Es gab Momente in denen du dich für mich eingesetzt hast, eine war als dieses Mädchen mich immer geärgert hat und mich geschlagen und getreten hat. Ich fand es toll wie du sie dazu gebracht hast das für immer zu Unterlassen ich hab mir gewünscht du hättest immer so viel Einsatz gezeigt. Desweiteren bin ich dir sehr Dankbar für den Satz : “ Wenn du dich ungerecht behandelt fühlst mach den Mund auf“ , wirklich den habe ich mir sehr zu Herzen genommen und er hat mir so oft geholfen.
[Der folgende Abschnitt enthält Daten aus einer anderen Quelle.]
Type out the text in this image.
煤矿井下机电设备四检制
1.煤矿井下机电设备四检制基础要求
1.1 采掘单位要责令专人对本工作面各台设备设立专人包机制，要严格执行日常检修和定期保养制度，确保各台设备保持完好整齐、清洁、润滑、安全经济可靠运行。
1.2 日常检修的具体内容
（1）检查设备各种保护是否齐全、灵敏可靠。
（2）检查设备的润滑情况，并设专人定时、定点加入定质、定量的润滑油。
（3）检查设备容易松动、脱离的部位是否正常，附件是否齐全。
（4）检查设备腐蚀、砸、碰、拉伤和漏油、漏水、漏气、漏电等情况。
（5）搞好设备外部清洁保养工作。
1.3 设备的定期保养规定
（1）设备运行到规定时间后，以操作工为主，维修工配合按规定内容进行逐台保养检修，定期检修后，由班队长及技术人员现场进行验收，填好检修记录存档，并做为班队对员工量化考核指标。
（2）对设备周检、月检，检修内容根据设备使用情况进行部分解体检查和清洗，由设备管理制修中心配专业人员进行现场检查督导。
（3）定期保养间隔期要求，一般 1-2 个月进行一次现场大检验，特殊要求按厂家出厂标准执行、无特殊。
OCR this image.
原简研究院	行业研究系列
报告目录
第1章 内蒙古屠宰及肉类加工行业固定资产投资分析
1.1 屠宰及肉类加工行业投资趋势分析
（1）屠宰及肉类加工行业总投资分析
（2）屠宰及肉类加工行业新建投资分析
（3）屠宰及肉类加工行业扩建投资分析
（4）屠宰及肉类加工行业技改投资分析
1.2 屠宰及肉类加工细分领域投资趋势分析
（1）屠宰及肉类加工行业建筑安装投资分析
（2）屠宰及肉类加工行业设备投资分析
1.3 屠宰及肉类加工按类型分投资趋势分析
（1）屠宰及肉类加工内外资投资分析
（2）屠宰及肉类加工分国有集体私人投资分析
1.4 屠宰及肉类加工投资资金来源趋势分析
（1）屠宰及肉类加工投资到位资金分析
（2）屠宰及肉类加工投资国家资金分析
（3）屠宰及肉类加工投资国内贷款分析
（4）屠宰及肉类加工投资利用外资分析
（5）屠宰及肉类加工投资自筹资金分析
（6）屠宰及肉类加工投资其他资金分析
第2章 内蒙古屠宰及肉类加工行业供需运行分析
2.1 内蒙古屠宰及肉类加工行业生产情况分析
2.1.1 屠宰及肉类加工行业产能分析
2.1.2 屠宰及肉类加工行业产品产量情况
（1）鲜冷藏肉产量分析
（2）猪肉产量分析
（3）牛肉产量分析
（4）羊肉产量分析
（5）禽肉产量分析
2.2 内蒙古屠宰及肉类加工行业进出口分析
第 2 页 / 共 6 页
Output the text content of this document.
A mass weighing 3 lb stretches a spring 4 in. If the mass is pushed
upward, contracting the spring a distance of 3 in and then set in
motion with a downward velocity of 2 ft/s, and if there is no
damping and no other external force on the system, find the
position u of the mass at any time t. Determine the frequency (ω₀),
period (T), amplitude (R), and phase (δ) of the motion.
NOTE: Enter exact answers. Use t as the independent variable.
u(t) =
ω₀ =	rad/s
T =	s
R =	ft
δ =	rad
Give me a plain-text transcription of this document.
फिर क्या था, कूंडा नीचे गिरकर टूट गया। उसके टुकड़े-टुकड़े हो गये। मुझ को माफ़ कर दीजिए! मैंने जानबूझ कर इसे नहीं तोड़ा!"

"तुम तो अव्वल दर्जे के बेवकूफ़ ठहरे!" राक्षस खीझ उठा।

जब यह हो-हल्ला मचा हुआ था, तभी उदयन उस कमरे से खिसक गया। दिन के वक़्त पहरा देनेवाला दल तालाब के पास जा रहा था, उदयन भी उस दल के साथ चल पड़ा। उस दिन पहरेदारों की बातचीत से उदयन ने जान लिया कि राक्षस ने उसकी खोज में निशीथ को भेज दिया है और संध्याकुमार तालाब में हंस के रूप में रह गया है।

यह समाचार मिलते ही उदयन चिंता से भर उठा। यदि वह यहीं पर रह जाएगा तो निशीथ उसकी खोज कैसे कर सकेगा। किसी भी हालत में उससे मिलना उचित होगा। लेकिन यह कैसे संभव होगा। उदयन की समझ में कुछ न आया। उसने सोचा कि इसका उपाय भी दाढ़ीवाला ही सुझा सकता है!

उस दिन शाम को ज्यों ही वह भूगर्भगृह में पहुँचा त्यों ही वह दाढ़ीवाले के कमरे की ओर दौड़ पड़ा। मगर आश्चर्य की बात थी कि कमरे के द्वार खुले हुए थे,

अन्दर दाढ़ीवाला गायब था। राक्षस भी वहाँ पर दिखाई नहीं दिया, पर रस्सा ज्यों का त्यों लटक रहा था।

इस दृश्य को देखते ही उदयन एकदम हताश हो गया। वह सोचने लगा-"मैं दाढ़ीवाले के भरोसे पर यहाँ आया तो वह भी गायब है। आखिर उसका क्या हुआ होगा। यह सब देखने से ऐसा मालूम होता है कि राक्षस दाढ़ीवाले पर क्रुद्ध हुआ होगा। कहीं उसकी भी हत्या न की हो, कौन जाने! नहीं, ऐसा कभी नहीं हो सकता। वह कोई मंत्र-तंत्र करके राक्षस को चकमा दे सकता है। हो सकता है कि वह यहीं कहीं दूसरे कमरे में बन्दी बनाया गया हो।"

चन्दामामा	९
Nur dir gegenüber konnte ich nie sagen das ich mich ungerecht behandelt fühle. Ich weiß das ich nichts ändern kann, ich bin Erwachsen und jetzt ist es mein Leben, meine Gefühle, meine Probleme. Doch ich wünschte es wäre anders gekommen und ich hoffe ich kann mein Glück finden, ich selbst sein… endlich frei sein. Den glaub mir ich habe so viel verspielt, verloren und falsch gemacht…
PS: Ich weiß nicht ob das alles war, ob ich alles sagen konnte, ob ich mich getraut habe dir alles zu sagen… Vielleicht schreib ich dir bald wieder…
Deine Tochter
[Ende]
Ich bin Müde, total Kaputt, Verwirrt und außerdem immer noch in Gedanken bei den Fehlern die ich gemacht habe. Ich habe trotzdem das Gefühl das es weiter geht, das fühlt sich gut an… Ich bin froh endlich angefangen zu haben meine Gedanken aufzuschreiben und ich bin Stolz auf mich das ich ein Fuß vor den anderen setze.